Навстречу ребятам, пошатываясь, медленно и в обнимку, двигались две ряженые, известные переваловские пьяницы, которые рядились не только под рождество, а по любому случаю, когда предчувствовали выпивку. На голове одной была сетка, с которой ходят за хлебом; на второй — шляпа, вывернутая наизнанку; на плечах обеих — что-то серое, изодранное, свисающее клочьями; на ногах — четыре разных обувки: сапог, резиновая галоша, туфля и пим. Женщины горланили частушки.
— Вот бы кого нарисовать надо, — проговорил Валерка.
— Нарисуем! Всех болотных образин нарисуем!
Раз десять видел Юрка этих баб. И всегда он с ребятами только потешался над ними, дразнил их, преследовал, и только сейчас мальчишка вдруг почувствовал, как они противны.
Ряженые между тем свернули в чей-то двор и, сталкивая друг друга с тропинки и вспахивая полуголыми ногами снег, направились к дому.
— Как нищие, — заметила Катя и вдруг тревожно, вспомнив что-то, быстро посмотрела на друзей.
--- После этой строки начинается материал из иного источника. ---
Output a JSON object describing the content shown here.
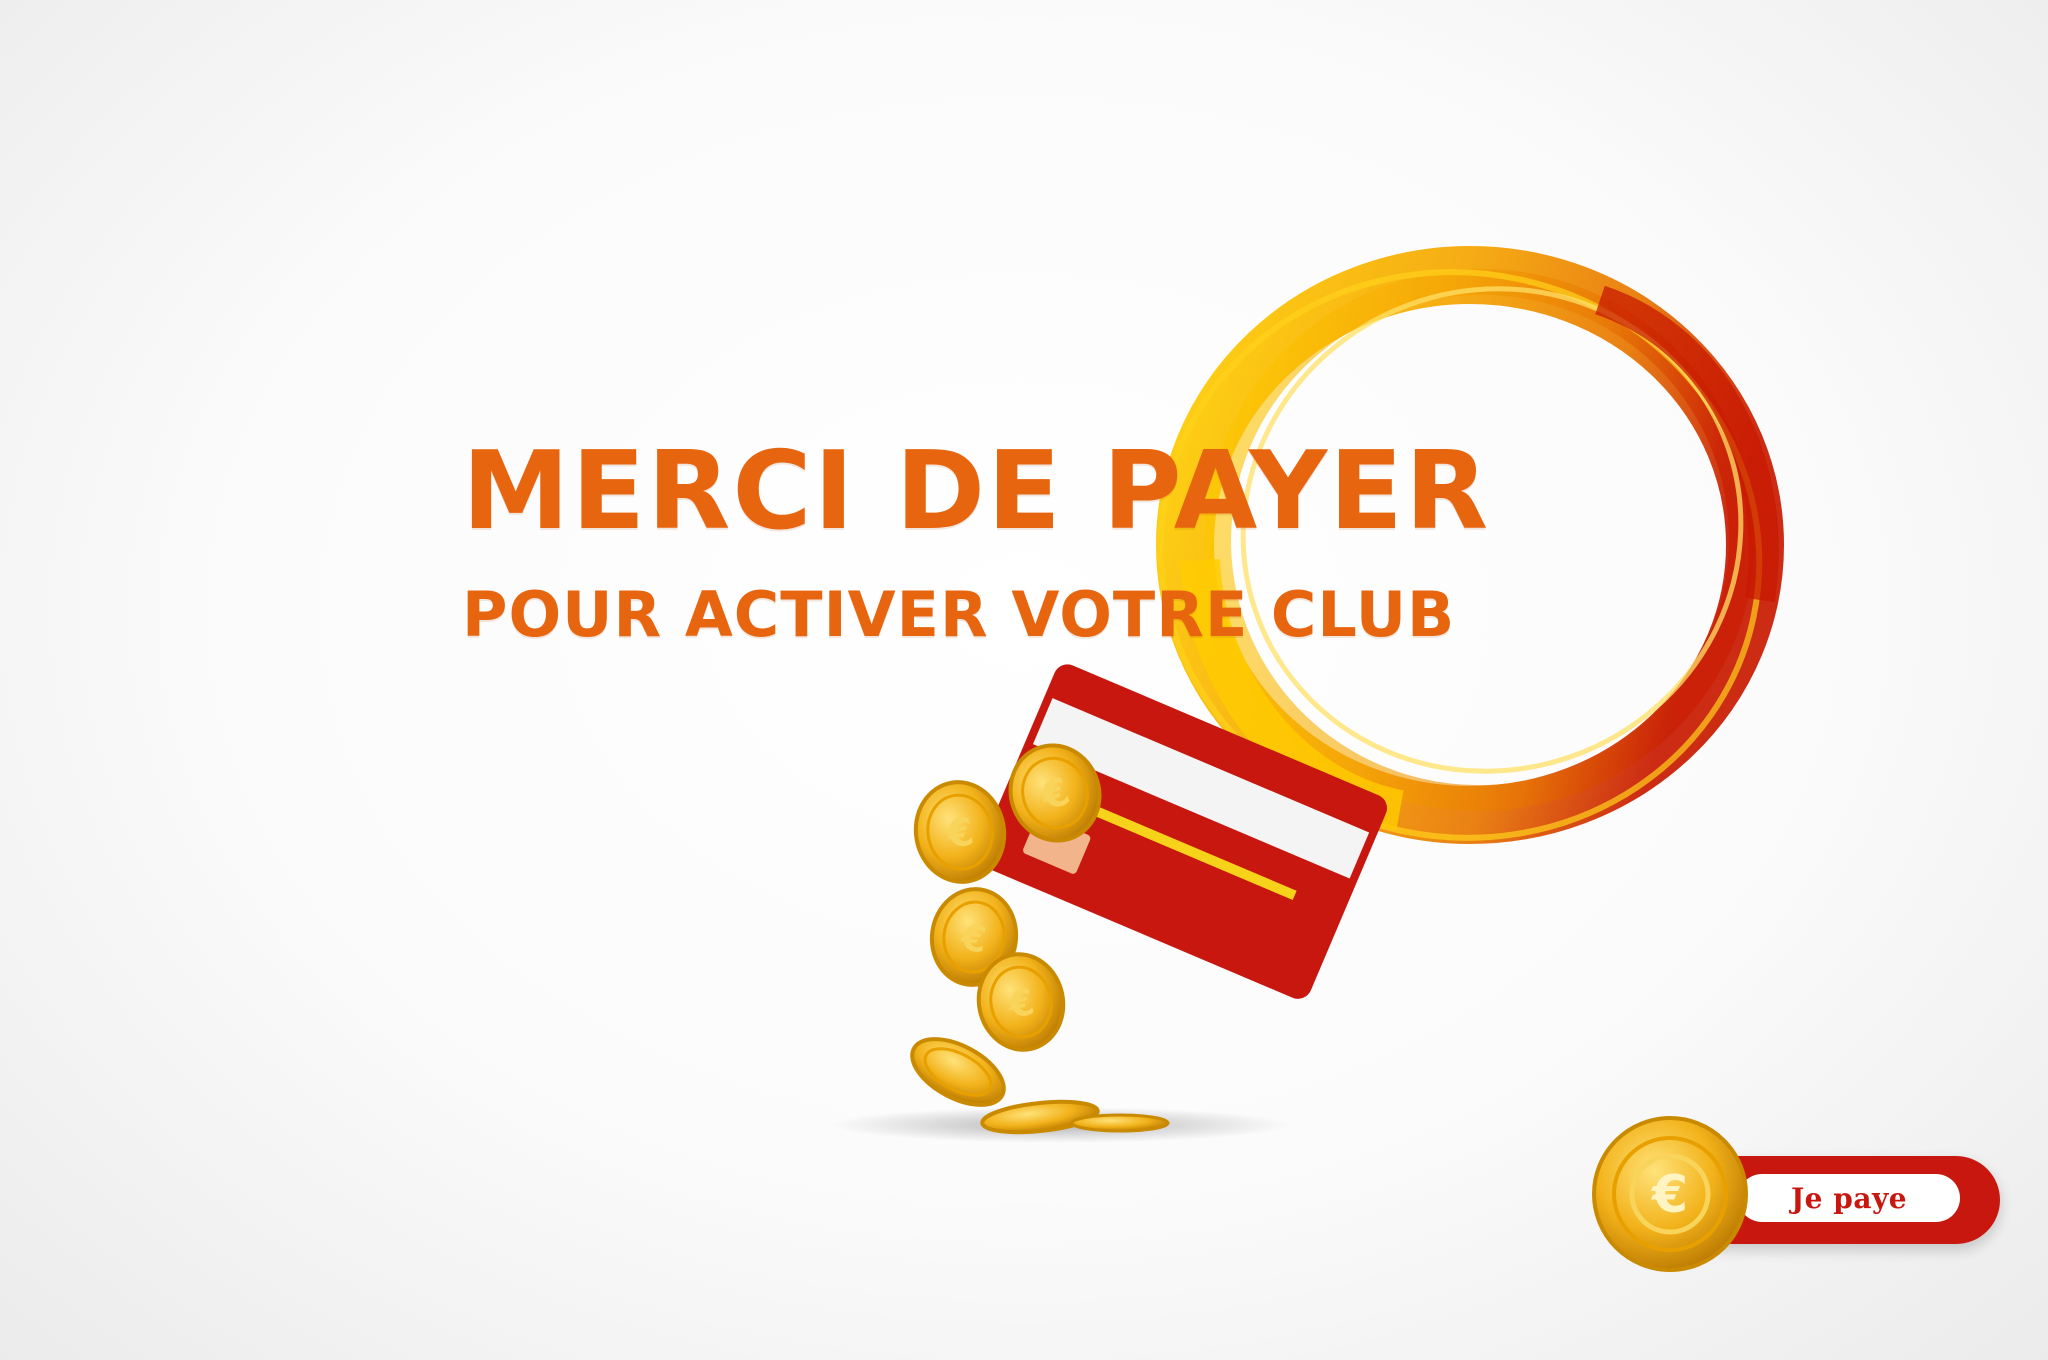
{
  "headline": "MERCI DE PAYER",
  "subline": "POUR ACTIVER VOTRE CLUB",
  "pay_button": {
    "label": "Je paye",
    "icon": "euro-coin-icon"
  },
  "colors": {
    "text_orange": "#e8650f",
    "card_red": "#c8170f",
    "ring_yellow": "#f7c600",
    "ring_red": "#d02a00",
    "coin_gold": "#f2b21a"
  }
}
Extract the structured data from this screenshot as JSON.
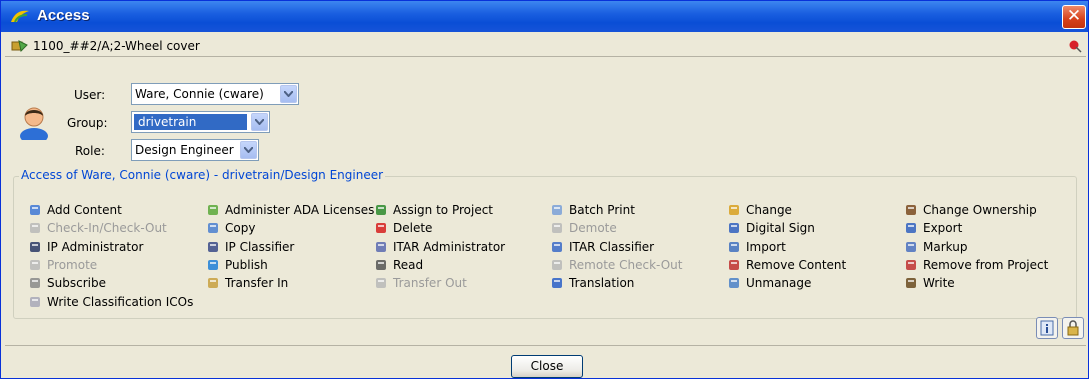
{
  "window": {
    "title": "Access",
    "close_glyph": "✕"
  },
  "object": {
    "label": "1100_##2/A;2-Wheel cover",
    "icon": "part-icon",
    "pin_icon": "pin-icon"
  },
  "form": {
    "user_label": "User:",
    "user_value": "Ware, Connie (cware)",
    "group_label": "Group:",
    "group_value": "drivetrain",
    "role_label": "Role:",
    "role_value": "Design Engineer"
  },
  "access": {
    "legend": "Access of Ware, Connie (cware) - drivetrain/Design Engineer",
    "columns": [
      [
        {
          "label": "Add Content",
          "enabled": true,
          "icon": "add-content-icon"
        },
        {
          "label": "Check-In/Check-Out",
          "enabled": false,
          "icon": "checkin-icon"
        },
        {
          "label": "IP Administrator",
          "enabled": true,
          "icon": "ip-admin-icon"
        },
        {
          "label": "Promote",
          "enabled": false,
          "icon": "promote-icon"
        },
        {
          "label": "Subscribe",
          "enabled": true,
          "icon": "subscribe-icon"
        },
        {
          "label": "Write Classification ICOs",
          "enabled": true,
          "icon": "classification-icon"
        }
      ],
      [
        {
          "label": "Administer ADA Licenses",
          "enabled": true,
          "icon": "key-icon"
        },
        {
          "label": "Copy",
          "enabled": true,
          "icon": "copy-icon"
        },
        {
          "label": "IP Classifier",
          "enabled": true,
          "icon": "ip-classifier-icon"
        },
        {
          "label": "Publish",
          "enabled": true,
          "icon": "publish-icon"
        },
        {
          "label": "Transfer In",
          "enabled": true,
          "icon": "transfer-in-icon"
        }
      ],
      [
        {
          "label": "Assign to Project",
          "enabled": true,
          "icon": "flag-icon"
        },
        {
          "label": "Delete",
          "enabled": true,
          "icon": "delete-icon"
        },
        {
          "label": "ITAR Administrator",
          "enabled": true,
          "icon": "itar-admin-icon"
        },
        {
          "label": "Read",
          "enabled": true,
          "icon": "glasses-icon"
        },
        {
          "label": "Transfer Out",
          "enabled": false,
          "icon": "transfer-out-icon"
        }
      ],
      [
        {
          "label": "Batch Print",
          "enabled": true,
          "icon": "printer-icon"
        },
        {
          "label": "Demote",
          "enabled": false,
          "icon": "demote-icon"
        },
        {
          "label": "ITAR Classifier",
          "enabled": true,
          "icon": "itar-classifier-icon"
        },
        {
          "label": "Remote Check-Out",
          "enabled": false,
          "icon": "remote-checkout-icon"
        },
        {
          "label": "Translation",
          "enabled": true,
          "icon": "translation-icon"
        }
      ],
      [
        {
          "label": "Change",
          "enabled": true,
          "icon": "change-key-icon"
        },
        {
          "label": "Digital Sign",
          "enabled": true,
          "icon": "digital-sign-icon"
        },
        {
          "label": "Import",
          "enabled": true,
          "icon": "import-icon"
        },
        {
          "label": "Remove Content",
          "enabled": true,
          "icon": "remove-content-icon"
        },
        {
          "label": "Unmanage",
          "enabled": true,
          "icon": "unmanage-icon"
        }
      ],
      [
        {
          "label": "Change Ownership",
          "enabled": true,
          "icon": "ownership-icon"
        },
        {
          "label": "Export",
          "enabled": true,
          "icon": "export-icon"
        },
        {
          "label": "Markup",
          "enabled": true,
          "icon": "markup-icon"
        },
        {
          "label": "Remove from Project",
          "enabled": true,
          "icon": "remove-project-icon"
        },
        {
          "label": "Write",
          "enabled": true,
          "icon": "pencil-icon"
        }
      ]
    ]
  },
  "footer": {
    "close_label": "Close"
  }
}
Но они не уловили ее настороженности, потому что забыли, что Катя сама походила когда-то на нищенку. Сейчас она была для мальчишек своим человеком, подругой.
Юрка шел в какой-то злой задумчивости, и, когда увидел возле ворот своего дома «христосников», собиравшихся войти, он встрепенулся и коршуном налетел на них, крича, что они дураки, что бога нет и пасхи нет, что яйца красят синькой, от которой можно отравиться, и что в плюшках тоже возможен яд. Катя молча прислонилась к забору, а Валерка вмешался. Вдвоем они, забыв о плакате, начали плести такую околесицу, что повергли всех в раздумье не столько доводами, конечно, сколько напористостью.
Аркадий, стоявший подле окна с раскрытой форточкой и слышавший все, увидел, как один мальчишка, с опаской отойдя от этих неожиданных трибунов, остановился неподалеку, вытащил из карманов яйца, оглядел и вдруг, размахнувшись, шмякнул о дорогу — они оказались, видимо, синими. Аркадий рассмеялся и подозвал отца. Вместе с Петром Ивановичем подошла и Василиса Андреевна.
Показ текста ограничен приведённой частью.